I discuss the interplay effects of fill volume in 10R vials and low viscosity  later. Fill volume by itself is not as important as when viewed in perspective of the vial size. Recipe development for AVI should be done while carefully accounting for fill volume, product viscosity (vortex depth), and vial size. A low fill volume for a low viscosity fluid will yield a deeper vortex, and the deeper vortex will be more prominent and will approach the vial bottom, driving spinning fluid up the vial wall. Moreover, we discovered product defect kit vials and actual product vials to be inspected should be filled in vials from the same vial source site: nominally identical 10R vials manufactured at different sites can have slight differences in curvature in the neck region and also in thickness in the heel region.

While these small differences can’t be discerned by manual visual inspectors, sensitive machine VCs can detect them easily, and this detection leads to higher-than-acceptable false rejects due to the extreme sensitivity of VCs.

How did you identify whether the false rejects were due to AVI limitations, product characteristics, or container-related issues?

We used a combination of diagnostic visualization of the vials being inspected by SD detectors. We also inspected the incoming vials for scratches and monitored for the formation of scratches due to glass-to-glass contact on the fill line.

The visualization of the spinning vials in front of the SD showed exactly why they were ineffective in picking up particulates: the combination of the low fill volume and low viscosity led to the formation of a deep vortex of liquid in the vial center, and the liquid climbed up the wall of this vial, thus disappearing out of the field of view of the SD!

Incoming vials showed scratches due to suboptimal tertiary packaging of the filled vial cartons on the shipping pallet. Inserting a foam block on the pallets to arrest sliding of the cartons during shipment led to reduced scratches on vials. Inspection of vials showed low incidence of scratch formation on the fill line. Thus, ineffective packing was identified as the main determinant of scratch formation on incoming vials.

How do you see artificial intelligence improving issues like false rejects?

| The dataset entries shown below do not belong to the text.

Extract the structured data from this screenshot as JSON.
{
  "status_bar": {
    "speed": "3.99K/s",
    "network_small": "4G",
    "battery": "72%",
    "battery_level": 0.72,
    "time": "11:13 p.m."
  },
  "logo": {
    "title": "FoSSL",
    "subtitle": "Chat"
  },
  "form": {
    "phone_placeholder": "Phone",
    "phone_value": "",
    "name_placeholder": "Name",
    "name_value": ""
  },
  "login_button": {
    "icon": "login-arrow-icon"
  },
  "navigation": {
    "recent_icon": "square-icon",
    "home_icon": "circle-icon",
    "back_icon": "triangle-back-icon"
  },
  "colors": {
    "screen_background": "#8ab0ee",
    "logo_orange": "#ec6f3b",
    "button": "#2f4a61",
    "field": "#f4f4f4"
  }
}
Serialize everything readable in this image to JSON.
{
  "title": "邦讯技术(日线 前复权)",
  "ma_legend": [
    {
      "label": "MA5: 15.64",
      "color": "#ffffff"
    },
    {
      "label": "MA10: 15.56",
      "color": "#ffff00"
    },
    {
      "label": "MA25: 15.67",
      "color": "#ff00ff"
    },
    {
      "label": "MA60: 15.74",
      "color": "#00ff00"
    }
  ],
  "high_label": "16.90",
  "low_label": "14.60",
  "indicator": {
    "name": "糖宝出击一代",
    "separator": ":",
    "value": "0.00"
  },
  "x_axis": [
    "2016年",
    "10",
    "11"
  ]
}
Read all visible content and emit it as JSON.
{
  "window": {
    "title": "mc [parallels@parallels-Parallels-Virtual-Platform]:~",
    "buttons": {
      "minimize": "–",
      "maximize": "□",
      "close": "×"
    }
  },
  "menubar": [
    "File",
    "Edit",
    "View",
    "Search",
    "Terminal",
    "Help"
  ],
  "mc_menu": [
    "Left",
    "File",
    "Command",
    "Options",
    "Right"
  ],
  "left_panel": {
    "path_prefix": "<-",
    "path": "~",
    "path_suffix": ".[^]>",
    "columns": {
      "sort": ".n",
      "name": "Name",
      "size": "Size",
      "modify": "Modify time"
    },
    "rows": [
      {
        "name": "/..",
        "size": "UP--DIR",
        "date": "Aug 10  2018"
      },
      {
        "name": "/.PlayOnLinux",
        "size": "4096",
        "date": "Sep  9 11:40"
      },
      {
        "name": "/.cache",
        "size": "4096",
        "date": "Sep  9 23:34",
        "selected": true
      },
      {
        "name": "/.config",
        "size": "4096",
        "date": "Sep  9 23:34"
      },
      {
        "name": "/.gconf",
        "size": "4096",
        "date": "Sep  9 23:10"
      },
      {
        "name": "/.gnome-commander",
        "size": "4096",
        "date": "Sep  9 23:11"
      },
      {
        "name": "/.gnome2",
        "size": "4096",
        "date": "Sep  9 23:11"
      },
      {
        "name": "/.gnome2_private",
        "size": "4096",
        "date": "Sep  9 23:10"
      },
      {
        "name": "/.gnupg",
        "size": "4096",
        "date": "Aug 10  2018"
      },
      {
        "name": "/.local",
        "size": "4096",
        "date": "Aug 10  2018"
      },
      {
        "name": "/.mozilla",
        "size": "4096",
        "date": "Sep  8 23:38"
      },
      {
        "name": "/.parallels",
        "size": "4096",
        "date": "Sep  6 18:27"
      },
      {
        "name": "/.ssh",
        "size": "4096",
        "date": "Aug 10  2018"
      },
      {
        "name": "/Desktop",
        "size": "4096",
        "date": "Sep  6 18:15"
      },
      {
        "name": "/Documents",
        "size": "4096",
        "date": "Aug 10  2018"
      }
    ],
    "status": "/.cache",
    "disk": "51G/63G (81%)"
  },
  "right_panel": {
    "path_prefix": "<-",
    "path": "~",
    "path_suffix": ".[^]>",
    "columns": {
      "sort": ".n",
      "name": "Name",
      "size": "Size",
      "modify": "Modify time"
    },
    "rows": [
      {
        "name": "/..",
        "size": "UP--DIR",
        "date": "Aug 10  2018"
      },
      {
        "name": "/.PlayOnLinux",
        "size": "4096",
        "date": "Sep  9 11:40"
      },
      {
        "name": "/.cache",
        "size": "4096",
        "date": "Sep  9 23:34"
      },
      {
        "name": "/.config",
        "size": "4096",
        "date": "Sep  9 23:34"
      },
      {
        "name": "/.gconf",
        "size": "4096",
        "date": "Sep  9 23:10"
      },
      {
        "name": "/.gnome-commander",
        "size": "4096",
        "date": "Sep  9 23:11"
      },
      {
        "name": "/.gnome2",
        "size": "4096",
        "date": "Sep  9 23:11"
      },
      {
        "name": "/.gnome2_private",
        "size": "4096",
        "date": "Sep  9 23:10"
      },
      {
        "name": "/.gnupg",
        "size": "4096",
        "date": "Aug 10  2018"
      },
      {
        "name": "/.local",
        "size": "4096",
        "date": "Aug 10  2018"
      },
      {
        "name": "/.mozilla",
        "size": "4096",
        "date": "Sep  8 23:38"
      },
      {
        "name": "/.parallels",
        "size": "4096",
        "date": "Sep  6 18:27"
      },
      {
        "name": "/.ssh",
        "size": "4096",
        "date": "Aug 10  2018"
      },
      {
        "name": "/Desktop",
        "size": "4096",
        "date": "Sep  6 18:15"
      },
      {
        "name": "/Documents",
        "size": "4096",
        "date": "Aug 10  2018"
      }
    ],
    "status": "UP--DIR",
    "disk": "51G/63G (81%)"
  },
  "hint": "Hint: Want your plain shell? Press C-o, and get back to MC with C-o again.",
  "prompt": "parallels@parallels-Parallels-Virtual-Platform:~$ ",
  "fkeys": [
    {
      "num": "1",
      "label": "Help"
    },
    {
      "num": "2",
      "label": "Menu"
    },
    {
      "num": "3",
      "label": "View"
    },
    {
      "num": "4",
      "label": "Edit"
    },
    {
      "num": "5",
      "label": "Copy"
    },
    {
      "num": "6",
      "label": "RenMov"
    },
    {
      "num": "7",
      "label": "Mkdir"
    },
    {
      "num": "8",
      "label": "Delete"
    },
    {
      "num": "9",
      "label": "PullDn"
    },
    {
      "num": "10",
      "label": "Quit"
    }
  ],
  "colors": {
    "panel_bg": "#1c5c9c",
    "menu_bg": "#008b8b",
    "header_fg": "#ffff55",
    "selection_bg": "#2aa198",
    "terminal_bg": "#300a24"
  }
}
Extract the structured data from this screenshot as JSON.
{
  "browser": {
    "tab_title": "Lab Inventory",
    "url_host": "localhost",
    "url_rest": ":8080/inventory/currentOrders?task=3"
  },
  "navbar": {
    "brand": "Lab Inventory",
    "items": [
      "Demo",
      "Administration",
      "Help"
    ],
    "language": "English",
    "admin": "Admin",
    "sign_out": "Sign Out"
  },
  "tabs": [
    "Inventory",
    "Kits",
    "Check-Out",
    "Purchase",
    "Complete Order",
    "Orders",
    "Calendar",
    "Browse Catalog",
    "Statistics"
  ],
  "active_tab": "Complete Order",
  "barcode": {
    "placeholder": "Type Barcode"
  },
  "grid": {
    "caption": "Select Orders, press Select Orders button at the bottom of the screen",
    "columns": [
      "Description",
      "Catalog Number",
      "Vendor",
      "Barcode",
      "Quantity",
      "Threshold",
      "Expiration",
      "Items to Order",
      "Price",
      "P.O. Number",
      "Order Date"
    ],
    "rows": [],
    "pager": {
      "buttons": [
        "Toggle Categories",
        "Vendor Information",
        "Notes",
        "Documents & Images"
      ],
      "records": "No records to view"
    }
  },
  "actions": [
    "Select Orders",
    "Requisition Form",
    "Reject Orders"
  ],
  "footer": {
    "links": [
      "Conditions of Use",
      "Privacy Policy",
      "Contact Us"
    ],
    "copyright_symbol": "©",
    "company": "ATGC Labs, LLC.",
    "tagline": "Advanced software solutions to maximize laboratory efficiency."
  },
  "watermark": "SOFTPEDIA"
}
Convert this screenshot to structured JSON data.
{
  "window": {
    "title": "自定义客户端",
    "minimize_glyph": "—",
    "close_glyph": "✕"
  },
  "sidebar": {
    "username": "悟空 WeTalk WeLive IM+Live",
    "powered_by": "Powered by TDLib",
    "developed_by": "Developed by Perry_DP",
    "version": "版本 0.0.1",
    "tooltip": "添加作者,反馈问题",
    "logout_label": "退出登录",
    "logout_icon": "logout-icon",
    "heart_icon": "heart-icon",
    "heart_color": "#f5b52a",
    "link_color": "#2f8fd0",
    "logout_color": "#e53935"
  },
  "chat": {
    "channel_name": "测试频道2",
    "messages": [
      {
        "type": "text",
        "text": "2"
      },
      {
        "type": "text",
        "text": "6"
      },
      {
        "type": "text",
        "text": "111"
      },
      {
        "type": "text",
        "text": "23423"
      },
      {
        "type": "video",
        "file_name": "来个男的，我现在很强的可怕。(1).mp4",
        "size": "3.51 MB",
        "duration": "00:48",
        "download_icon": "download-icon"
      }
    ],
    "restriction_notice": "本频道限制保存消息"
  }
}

Artificial intelligence is a valuable computational resource/tool to train an AIM to recognize defects and to spot them when they occur. After using vials and syringes with legitimate defects to create image libraries, AI can be harnessed to compare tested product containers against the library.  Images that correspond to true defects from within these libraries will lead to rejection of the product, thus minimizing false rejects and improving yields in the AVI process.

What best practices emerged from these case studies that you would recommend to peers?

For a successor mAb product, we proactively prepared for successful AVI. We initiated a four-way collaboration between us, the CMO’s DP/AVI teams, the AIM vendor, and the defect kit vendor.

We carved out a dedicated AVI workstream within the technology transfer team and created a cross-disciplinary team that was charged with the goal of successful AVI process development. The AIM vendor helped us de-risk inspection of this new product in 2R vials with bench-scale studies done at their site. The defect kit vendor developed representative product-specific defect kits, and they also brought a specialist engineer to the CMO site to tune and optimize the AIM and recipe.

The effect of this effort was a significant improvement of the AVI process of this product over the two previous ones: the true defect rate in the successor product was ~ 0.05%, much lower than the 1% seen with the precursor products.

Editor’s Note: Viewpoints expressed here are those of the expert, and do not represent the views of his employer.

About The Expert:

Jai A. Pathak, Ph.D., is a director at AstraZeneca and an active member of ISPE. He has spent much of his career in drug product process development. He received his B.S. in chemical engineering from the University of Rochester and his M.S. and Ph.D. in chemical engineering from Penn State. He completed postdoctoral research first at the National Institute of Standards and Technology and at the U.S. Naval Research Laboratory, and then started his bio-pharma career at MedImmune in Dec. 2008.